Карбарн Киницик - Стивен Эриксон Кузница Тьмы
Один как раз подкрался близко в узком, заваленном мусором переулке за таверной, присел в яме, четырьмя ступенями уходящей в подвал. Тихо смеется на все резоны. Зачем он здесь, почему так делает? Резоны и причины - разное дело. Причины объясняют, резоны оправдывают, хотя и плохо.
Ее отослали - он видел прокатившую по главной улице карету, даже мельком заметил лицо в грязном окне. Даже выкрикнул ее имя.
Гелден придвинул сегодняшний кувшин. Уже выпил больше, чем следовало, и Грасу не понравится выдавать второй слишком скоро. Правило - один в день. Но Гелден не может сдерживаться. Санд пропала, пропала навсегда, и эти ночи, когда он пробирался к краю усадьбы, словно пограничный разбойник, сражался с желанием найти ее, забрать прочь от бессмысленной жизни... никогда ему больше не совершать таких путешествий.
Разумеется, не ее жизнь была бессмысленной, и ночные путешествия - обман, несмотря на камни, что он оставлял в общем их тайном месте. Она их нашла; хотя бы это он знал. Нашла и унесла... наверное, в кучу отбросов у кухни...
Гелден пялился в кувшин, смотрел на грязную руку, на пять стиснувших глиняное горло пальцев. Всё подобно вину - он хватает, только чтобы оно исчезло - рука, умеющая только хватать, но ничего не умеющая удерживать надолго.
У настоящих мужчин две руки. Двумя руками они могут всё. Могут удерживать мир на подобающем расстоянии, брать лишь то, что нужно и не важно, если оно пропадет - так бывает со всеми.
Когда-то и он был таким.
В глубокой тени подвальных ступеней хохочет и хохочет его загонщик. Но ведь вся деревня хохочет, когда его видит, и на лицах написаны оправдания, которые он склонен звать причинами. Ему хватает. Похоже, и всем окружающим тоже.
Галар Барес знал, что Форулканы считали себя чистыми врагами беспорядка и хаоса. Поколения их жрецов - Ассейлов посвящали жизни созданию правил, законов цивилизованного поведения, устанавливали мир во имя порядка. Но, на взгляд Галара, они ухватились за меч не с того конца. Мир не служит порядку; порядок служит миру, и когда порядок становится богоподобным, священным и неприкосновенным, завоеванный мир кажется тюрьмой. Все ищущие свободы становятся врагами порядка, истребление врагов кладет конец миру и покою.
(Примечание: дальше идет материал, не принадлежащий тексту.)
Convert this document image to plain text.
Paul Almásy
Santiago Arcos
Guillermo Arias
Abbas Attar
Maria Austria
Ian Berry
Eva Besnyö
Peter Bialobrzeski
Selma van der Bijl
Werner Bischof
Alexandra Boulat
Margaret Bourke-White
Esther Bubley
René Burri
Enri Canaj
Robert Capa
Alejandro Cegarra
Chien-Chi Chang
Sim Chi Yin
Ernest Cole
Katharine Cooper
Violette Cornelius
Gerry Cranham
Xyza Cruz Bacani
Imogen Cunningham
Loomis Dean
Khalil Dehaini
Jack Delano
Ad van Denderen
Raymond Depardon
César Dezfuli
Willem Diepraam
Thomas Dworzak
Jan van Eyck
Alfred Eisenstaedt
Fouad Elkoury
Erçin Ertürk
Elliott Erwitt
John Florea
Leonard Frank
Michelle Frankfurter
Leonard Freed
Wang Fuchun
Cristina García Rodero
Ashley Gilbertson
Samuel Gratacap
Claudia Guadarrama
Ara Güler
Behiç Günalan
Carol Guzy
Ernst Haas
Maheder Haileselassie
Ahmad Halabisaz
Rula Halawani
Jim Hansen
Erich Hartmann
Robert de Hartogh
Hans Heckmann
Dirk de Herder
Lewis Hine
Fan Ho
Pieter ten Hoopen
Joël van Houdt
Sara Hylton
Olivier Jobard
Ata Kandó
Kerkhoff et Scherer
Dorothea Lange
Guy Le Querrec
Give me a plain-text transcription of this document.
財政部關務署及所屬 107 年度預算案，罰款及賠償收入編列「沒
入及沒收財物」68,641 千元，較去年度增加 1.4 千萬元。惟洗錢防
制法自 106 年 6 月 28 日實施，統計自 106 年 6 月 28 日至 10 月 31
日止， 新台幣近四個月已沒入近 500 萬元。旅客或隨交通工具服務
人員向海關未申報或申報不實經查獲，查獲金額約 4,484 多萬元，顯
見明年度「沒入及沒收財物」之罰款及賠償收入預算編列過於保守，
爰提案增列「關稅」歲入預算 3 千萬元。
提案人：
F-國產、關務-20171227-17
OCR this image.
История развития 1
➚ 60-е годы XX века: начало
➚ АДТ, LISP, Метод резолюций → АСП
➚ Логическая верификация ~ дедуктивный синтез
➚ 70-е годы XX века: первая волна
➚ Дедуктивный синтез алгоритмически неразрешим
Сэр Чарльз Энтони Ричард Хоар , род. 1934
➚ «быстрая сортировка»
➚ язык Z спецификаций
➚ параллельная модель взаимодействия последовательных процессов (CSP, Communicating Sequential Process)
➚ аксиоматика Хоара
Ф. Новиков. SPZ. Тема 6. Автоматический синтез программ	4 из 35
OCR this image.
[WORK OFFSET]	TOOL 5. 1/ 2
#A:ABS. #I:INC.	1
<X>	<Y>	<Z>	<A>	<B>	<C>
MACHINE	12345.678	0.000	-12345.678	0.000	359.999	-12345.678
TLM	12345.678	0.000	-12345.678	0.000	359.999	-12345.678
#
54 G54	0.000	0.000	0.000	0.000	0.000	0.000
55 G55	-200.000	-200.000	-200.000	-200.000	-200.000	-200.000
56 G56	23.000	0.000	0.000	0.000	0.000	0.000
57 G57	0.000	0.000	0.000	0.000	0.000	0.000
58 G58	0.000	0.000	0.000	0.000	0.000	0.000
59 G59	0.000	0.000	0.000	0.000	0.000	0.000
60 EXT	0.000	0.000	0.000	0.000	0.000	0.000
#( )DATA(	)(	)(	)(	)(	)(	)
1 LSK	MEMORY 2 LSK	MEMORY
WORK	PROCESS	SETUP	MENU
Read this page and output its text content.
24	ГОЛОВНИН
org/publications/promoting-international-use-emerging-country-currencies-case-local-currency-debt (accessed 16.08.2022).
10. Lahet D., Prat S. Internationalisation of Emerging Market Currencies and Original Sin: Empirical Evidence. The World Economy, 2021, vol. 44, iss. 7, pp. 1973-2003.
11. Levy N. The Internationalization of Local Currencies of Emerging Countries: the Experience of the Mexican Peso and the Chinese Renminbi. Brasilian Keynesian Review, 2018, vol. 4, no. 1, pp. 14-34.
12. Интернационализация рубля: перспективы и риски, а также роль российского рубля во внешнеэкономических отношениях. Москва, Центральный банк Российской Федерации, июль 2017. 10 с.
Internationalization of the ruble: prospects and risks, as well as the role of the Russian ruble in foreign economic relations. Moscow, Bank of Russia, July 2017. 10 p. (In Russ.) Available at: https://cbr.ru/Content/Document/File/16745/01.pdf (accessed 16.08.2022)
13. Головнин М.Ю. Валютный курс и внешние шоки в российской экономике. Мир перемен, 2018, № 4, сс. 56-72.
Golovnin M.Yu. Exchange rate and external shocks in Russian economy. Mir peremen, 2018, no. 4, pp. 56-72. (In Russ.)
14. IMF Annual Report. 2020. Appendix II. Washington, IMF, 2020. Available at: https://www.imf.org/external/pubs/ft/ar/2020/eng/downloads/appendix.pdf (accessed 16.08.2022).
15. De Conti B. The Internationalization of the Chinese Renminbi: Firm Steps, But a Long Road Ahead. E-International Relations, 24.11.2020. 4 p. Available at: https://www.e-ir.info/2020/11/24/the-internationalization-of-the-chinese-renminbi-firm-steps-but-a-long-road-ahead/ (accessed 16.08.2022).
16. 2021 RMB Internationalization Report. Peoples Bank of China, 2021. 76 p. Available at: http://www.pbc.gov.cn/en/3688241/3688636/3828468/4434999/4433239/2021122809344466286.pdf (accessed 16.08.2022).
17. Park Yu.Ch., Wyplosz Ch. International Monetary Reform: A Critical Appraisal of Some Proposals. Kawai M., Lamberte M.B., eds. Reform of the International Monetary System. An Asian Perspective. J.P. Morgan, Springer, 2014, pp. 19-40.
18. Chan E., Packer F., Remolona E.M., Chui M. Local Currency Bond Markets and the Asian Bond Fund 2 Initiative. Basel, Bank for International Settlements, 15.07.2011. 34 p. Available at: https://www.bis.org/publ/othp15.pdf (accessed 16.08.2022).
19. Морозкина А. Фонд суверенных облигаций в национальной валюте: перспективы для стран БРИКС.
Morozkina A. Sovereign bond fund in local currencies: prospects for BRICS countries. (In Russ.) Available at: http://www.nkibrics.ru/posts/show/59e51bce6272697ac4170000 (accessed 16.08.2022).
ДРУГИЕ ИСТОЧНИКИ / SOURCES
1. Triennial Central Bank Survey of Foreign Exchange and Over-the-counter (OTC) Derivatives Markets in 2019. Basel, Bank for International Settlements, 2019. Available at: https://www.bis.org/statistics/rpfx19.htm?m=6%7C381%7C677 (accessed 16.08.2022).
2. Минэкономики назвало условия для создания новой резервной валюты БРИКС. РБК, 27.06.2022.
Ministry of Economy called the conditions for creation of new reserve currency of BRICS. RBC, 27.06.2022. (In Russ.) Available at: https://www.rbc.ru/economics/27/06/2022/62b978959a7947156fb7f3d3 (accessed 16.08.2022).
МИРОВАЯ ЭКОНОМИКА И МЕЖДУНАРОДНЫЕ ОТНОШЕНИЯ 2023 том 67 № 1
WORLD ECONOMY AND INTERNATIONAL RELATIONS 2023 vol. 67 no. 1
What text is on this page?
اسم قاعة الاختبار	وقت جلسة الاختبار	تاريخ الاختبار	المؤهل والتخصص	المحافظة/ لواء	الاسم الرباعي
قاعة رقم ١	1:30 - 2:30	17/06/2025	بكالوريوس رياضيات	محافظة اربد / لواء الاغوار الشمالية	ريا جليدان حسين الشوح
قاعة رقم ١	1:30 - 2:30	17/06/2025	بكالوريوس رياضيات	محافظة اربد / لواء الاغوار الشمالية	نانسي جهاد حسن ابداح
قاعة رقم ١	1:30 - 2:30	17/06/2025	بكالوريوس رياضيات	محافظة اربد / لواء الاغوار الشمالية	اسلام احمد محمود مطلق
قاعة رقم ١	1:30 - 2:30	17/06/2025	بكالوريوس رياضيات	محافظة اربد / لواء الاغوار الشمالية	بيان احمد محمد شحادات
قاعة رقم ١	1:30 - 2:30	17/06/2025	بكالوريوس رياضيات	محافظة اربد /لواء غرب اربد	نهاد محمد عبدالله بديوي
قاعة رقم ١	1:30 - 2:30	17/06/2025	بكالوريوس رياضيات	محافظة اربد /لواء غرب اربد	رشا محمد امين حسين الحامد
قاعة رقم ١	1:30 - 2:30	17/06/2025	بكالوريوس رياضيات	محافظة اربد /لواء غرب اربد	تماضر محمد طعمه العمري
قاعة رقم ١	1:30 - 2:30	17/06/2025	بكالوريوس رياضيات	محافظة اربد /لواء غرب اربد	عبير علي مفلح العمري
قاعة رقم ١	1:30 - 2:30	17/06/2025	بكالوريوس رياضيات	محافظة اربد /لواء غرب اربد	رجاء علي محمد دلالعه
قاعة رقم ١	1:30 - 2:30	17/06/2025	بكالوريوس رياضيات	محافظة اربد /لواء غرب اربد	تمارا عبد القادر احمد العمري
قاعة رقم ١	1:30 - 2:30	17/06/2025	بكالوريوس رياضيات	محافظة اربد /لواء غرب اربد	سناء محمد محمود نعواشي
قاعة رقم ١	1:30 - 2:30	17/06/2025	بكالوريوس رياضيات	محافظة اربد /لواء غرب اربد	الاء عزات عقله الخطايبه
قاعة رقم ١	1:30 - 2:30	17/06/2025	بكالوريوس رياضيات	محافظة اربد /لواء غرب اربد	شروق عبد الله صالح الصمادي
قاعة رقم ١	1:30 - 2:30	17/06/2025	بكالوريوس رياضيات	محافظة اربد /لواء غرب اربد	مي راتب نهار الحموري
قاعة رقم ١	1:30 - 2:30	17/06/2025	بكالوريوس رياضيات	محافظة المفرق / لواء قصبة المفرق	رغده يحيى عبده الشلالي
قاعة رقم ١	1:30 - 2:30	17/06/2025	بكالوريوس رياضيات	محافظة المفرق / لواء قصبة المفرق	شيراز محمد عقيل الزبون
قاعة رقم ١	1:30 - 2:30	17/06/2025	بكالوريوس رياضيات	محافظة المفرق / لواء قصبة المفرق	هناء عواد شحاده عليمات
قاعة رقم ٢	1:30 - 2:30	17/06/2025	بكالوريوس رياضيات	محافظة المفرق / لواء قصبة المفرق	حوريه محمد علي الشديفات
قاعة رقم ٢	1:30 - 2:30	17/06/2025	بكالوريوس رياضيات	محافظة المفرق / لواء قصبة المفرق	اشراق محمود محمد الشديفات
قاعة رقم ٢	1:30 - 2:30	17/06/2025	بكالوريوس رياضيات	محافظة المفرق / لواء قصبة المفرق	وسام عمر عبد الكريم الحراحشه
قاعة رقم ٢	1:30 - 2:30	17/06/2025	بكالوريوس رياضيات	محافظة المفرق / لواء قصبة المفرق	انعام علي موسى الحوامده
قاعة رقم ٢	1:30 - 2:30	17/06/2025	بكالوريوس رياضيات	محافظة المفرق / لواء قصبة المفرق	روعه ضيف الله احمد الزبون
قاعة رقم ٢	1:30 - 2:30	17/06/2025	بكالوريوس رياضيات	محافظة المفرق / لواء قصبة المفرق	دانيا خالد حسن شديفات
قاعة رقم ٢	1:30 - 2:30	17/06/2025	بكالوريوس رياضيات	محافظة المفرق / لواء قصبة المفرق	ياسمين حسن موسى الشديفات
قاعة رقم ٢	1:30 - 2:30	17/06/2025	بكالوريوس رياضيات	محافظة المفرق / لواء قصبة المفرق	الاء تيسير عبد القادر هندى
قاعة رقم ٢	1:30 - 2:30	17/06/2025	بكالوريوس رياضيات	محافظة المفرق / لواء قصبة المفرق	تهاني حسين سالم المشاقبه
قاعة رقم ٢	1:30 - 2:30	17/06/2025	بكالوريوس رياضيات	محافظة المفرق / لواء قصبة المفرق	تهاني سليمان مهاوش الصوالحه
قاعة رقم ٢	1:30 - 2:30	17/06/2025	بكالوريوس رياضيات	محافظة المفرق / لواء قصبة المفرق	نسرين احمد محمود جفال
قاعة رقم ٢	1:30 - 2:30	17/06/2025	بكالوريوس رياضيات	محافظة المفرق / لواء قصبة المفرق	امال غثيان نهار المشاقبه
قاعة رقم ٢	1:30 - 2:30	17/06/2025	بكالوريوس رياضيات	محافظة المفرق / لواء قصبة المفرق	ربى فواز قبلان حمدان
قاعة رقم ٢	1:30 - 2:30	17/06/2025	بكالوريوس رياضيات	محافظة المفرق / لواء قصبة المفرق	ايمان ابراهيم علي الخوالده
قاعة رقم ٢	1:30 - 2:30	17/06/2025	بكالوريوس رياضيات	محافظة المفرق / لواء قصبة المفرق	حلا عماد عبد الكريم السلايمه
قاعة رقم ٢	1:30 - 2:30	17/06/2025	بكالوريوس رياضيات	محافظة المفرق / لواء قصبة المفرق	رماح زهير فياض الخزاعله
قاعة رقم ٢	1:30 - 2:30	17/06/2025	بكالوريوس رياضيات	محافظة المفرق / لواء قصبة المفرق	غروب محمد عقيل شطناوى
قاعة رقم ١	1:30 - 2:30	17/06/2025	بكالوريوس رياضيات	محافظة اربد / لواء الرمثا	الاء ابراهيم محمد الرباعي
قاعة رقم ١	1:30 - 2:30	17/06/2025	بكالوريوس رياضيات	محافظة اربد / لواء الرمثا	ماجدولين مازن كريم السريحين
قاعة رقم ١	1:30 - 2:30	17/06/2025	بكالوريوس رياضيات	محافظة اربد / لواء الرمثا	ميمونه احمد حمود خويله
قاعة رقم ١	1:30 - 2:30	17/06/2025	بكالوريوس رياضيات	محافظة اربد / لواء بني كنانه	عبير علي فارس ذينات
Он видел логику, но нельзя заставить других рассуждать так же - сила убеждения теряется, как часто бывает с логикой. Против простоты вздымается буря эмоциональных крайностей, прилив насилия под властью коронованного страха.
Решением форулканских Ассейлов стал порядок страха, мир, вечно нуждающийся в нападениях, вечно под осадой злых сил с лицами чужаков. Он вынужден был признать: в таком взгляде есть некое совершенство. Несогласным не найти опоры, так быстро их сражают, истребляя в вихре насилия. А чужаки неведомы и потому становятся вечной угрозой страху.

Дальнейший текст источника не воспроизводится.